PUPILS should be encouraged to read Judy Blume’s classic teen novels about tender sexual awakenings, according to Michael Gove.
Gove slammed teachers for telling students to read ‘transient vampire novels’ rather than the ‘transcendent teen classics’ like 1975 coming-of-age tale Forever.
He said: “Judy Blume’s work is timeless, it’s deeply emotional and also biologically educational.
“It’s so well written that when I first read Forever I actually felt I was a teenage girl, nervously touching a boy’s erect penis for the first time.
“The main character, Katherine, is in the middle of her senior year at high school, with all the social pressure that entails.
“But then she meets a boy and together they embark on a sensitive discovery of adult physicality.

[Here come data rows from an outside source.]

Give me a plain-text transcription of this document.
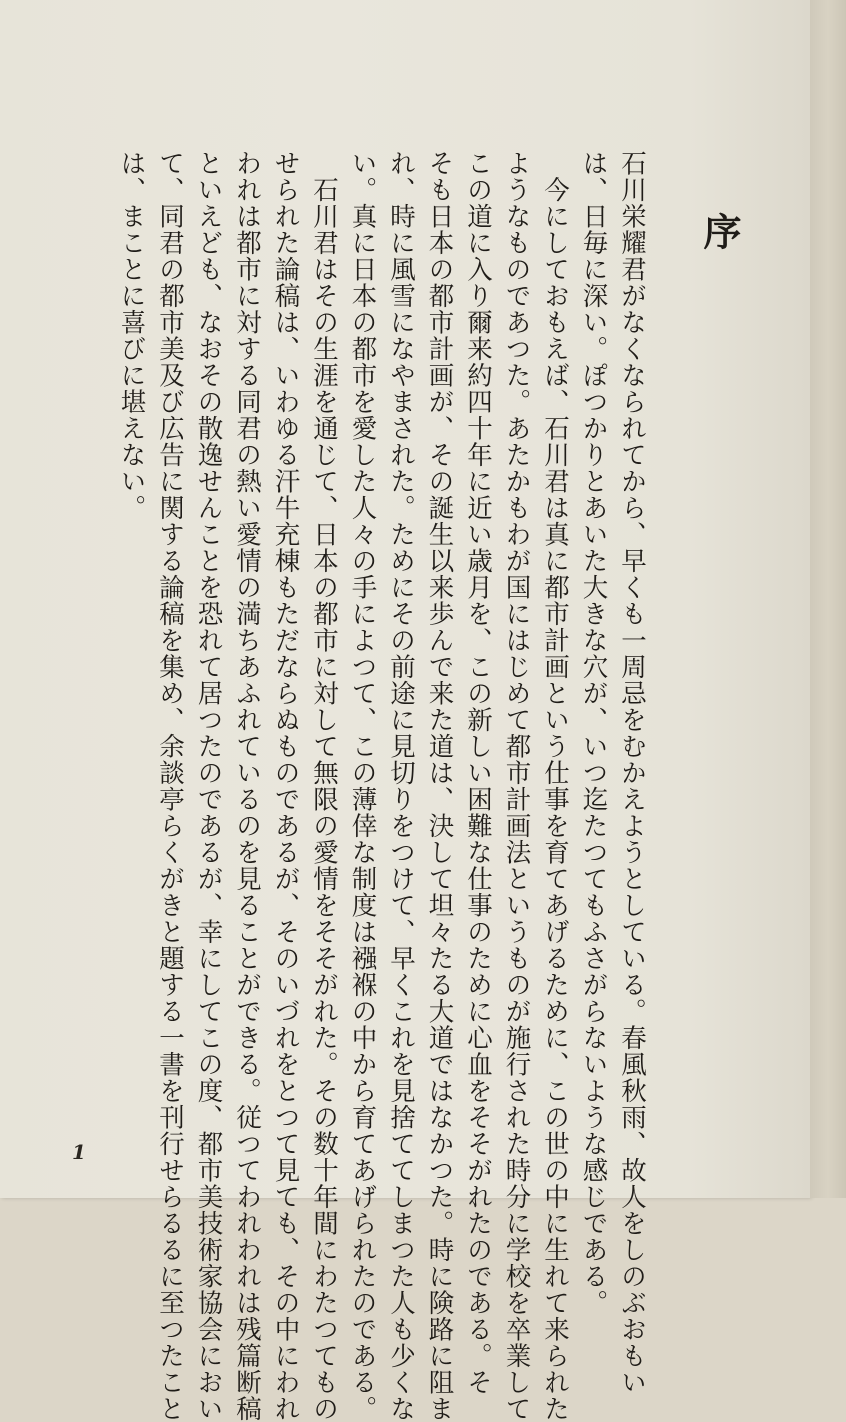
序

石川栄耀君がなくなられてから、早くも一周忌をむかえようとしている。春風秋雨、故人をしのぶおもい
は、日毎に深い。ぽつかりとあいた大きな穴が、いつ迄たつてもふさがらないような感じである。
　今にしておもえば、石川君は真に都市計画という仕事を育てあげるために、この世の中に生れて来られた
ようなものであつた。あたかもわが国にはじめて都市計画法というものが施行された時分に学校を卒業して
この道に入り爾来約四十年に近い歳月を、この新しい困難な仕事のために心血をそそがれたのである。そ
そも日本の都市計画が、その誕生以来歩んで来た道は、決して坦々たる大道ではなかつた。時に険路に阻ま
れ、時に風雪になやまされた。ためにその前途に見切りをつけて、早くこれを見捨ててしまつた人も少くな
い。真に日本の都市を愛した人々の手によつて、この薄倖な制度は襁褓の中から育てあげられたのである。
　石川君はその生涯を通じて、日本の都市に対して無限の愛情をそそがれた。その数十年間にわたつてもの
せられた論稿は、いわゆる汗牛充棟もただならぬものであるが、そのいづれをとつて見ても、その中にわれ
われは都市に対する同君の熱い愛情の満ちあふれているのを見ることができる。従つてわれわれは残篇断稿
といえども、なおその散逸せんことを恐れて居つたのであるが、幸にしてこの度、都市美技術家協会におい
て、同君の都市美及び広告に関する論稿を集め、余談亭らくがきと題する一書を刊行せらるるに至つたこと
は、まことに喜びに堪えない。

1
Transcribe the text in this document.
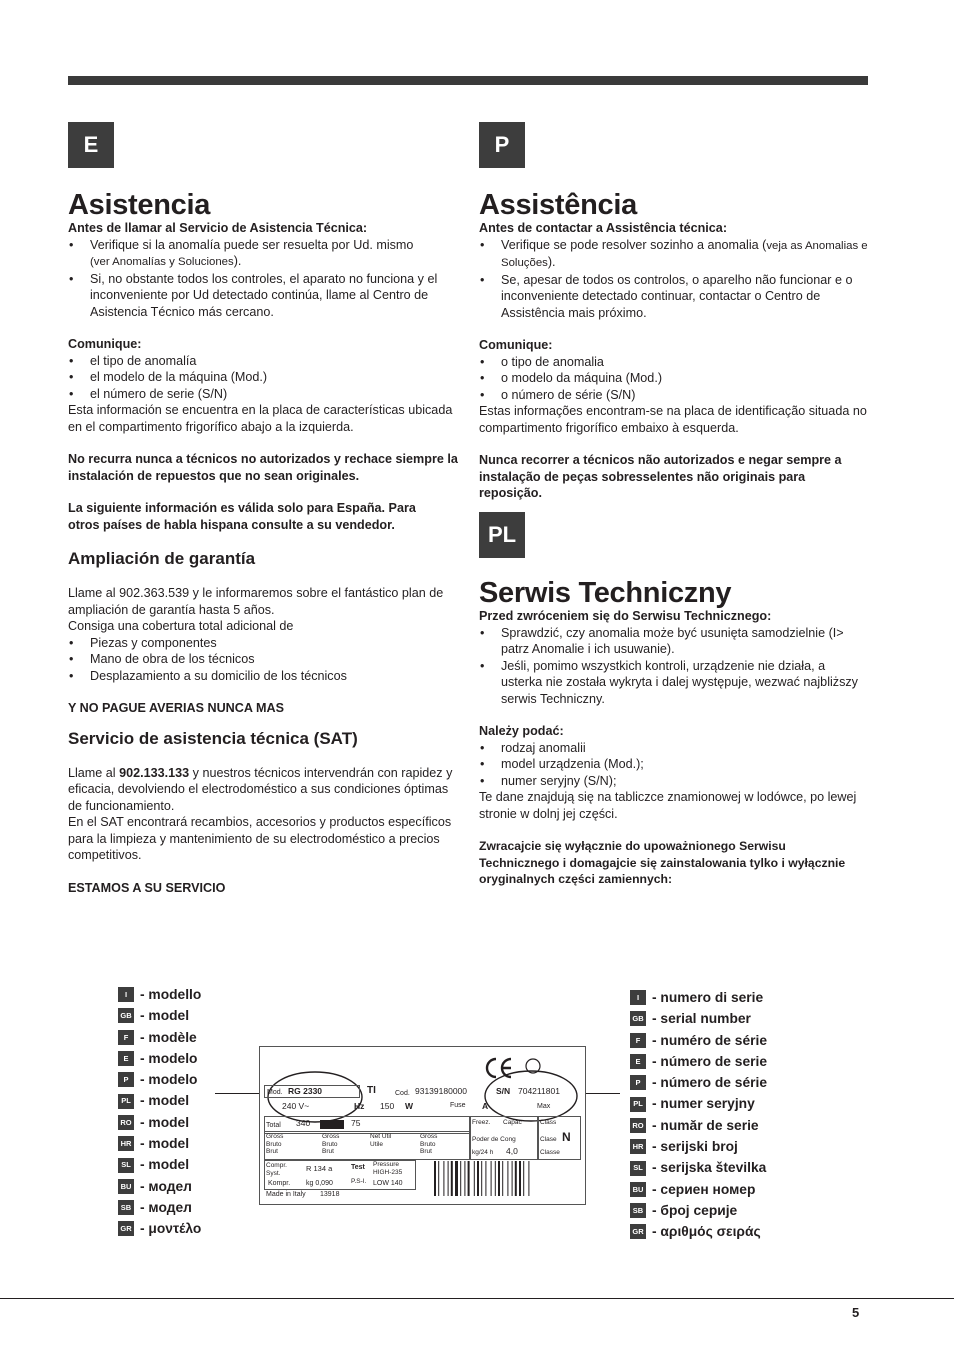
E

Asistencia

Antes de llamar al Servicio de Asistencia Técnica:

• Verifique si la anomalía puede ser resuelta por Ud. mismo
(ver Anomalías y Soluciones).
• Si, no obstante todos los controles, el aparato no funciona y el inconveniente por Ud detectado continúa, llame al Centro de Asistencia Técnico más cercano.

Comunique:

• el tipo de anomalía
• el modelo de la máquina (Mod.)
• el número de serie (S/N)

Esta información se encuentra en la placa de características ubicada en el compartimento frigorífico abajo a la izquierda.

No recurra nunca a técnicos no autorizados y rechace siempre la instalación de repuestos que no sean originales.

La siguiente información es válida solo para España. Para otros países de habla hispana consulte a su vendedor.

Ampliación de garantía

Llame al 902.363.539 y le informaremos sobre el fantástico plan de ampliación de garantía hasta 5 años.

Consiga una cobertura total adicional de

• Piezas y componentes
• Mano de obra de los técnicos
• Desplazamiento a su domicilio de los técnicos

Y NO PAGUE AVERIAS NUNCA MAS

Servicio de asistencia técnica (SAT)

Llame al 902.133.133 y nuestros técnicos intervendrán con rapidez y eficacia, devolviendo el electrodoméstico a sus condiciones óptimas de funcionamiento.

En el SAT encontrará recambios, accesorios y productos específicos para la limpieza y mantenimiento de su electrodoméstico a precios competitivos.

ESTAMOS A SU SERVICIO

P

Assistência

Antes de contactar a Assistência técnica:

• Verifique se pode resolver sozinho a anomalia (veja as Anomalias e Soluções).
• Se, apesar de todos os controlos, o aparelho não funcionar e o inconveniente detectado continuar, contactar o Centro de Assistência mais próximo.

Comunique:

• o tipo de anomalia
• o modelo da máquina (Mod.)
• o número de série (S/N)

Estas informações encontram-se na placa de identificação situada no compartimento frigorífico embaixo à esquerda.

Nunca recorrer a técnicos não autorizados e negar sempre a instalação de peças sobresselentes não originais para reposição.

PL

Serwis Techniczny

Przed zwróceniem się do Serwisu Technicznego:

• Sprawdzić, czy anomalia może być usunięta samodzielnie (I> patrz Anomalie i ich usuwanie).
• Jeśli, pomimo wszystkich kontroli, urządzenie nie działa, a usterka nie została wykryta i dalej występuje, wezwać najbliższy serwis Techniczny.

Należy podać:

• rodzaj anomalii
• model urządzenia (Mod.);
• numer seryjny (S/N);

Te dane znajdują się na tabliczce znamionowej w lodówce, po lewej stronie w dolnj jej części.

Zwracajcie się wyłącznie do upoważnionego Serwisu Technicznego i domagajcie się zainstalowania tylko i wyłącznie oryginalnych części zamiennych:

I - modello
GB - model
F - modèle
E - modelo
P - modelo
PL - model
RO - model
HR - model
SL - model
BU - модел
SB - модел
GR - μοντέλο
I - numero di serie
GB - serial number
F - numéro de série
E - número de serie
P - número de série
PL - numer seryjny
RO - număr de serie
HR - serijski broj
SL - serijska številka
BU - сериен номер
SB - број серије
GR - αριθμός σειράς
Mod. RG 2330	TI	Cod. 93139180000	S/N 704211801
240 V~	Hz 150 W	Fuse A	Max
Total 340	75
Gross Bruto Brut
Gross Bruto Brut
Net Util Utile
Gross Bruto Brut
Freez. Capac	Class
Poder de Cong	Clase N
kg/24 h 4,0	Classe
Compr. Syst.	R 134 a	Test Pressure HIGH-235
Kompr. kg 0,090	P.S-I. LOW 140
Made in Italy 13918
5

Yes it’s mildly erotic but only in the most appropriate way.
“However the fatal twist comes when Katherine meets another, older, boy while doing a summer job and thus the stage is set for a classic love triangle.
“The male lead, coincidentally also called Michael, calls his member Ralph which incidentally inspired my own name for my reproductive organ.
“The book really stayed with me and I still re-read the best bits to this day. The rest of the Blume canon is good too, especially Are You There God? It’s Me, Margaret and Then Again, Maybe I Won’t.
“I also think Sweet Valley High is amazing.”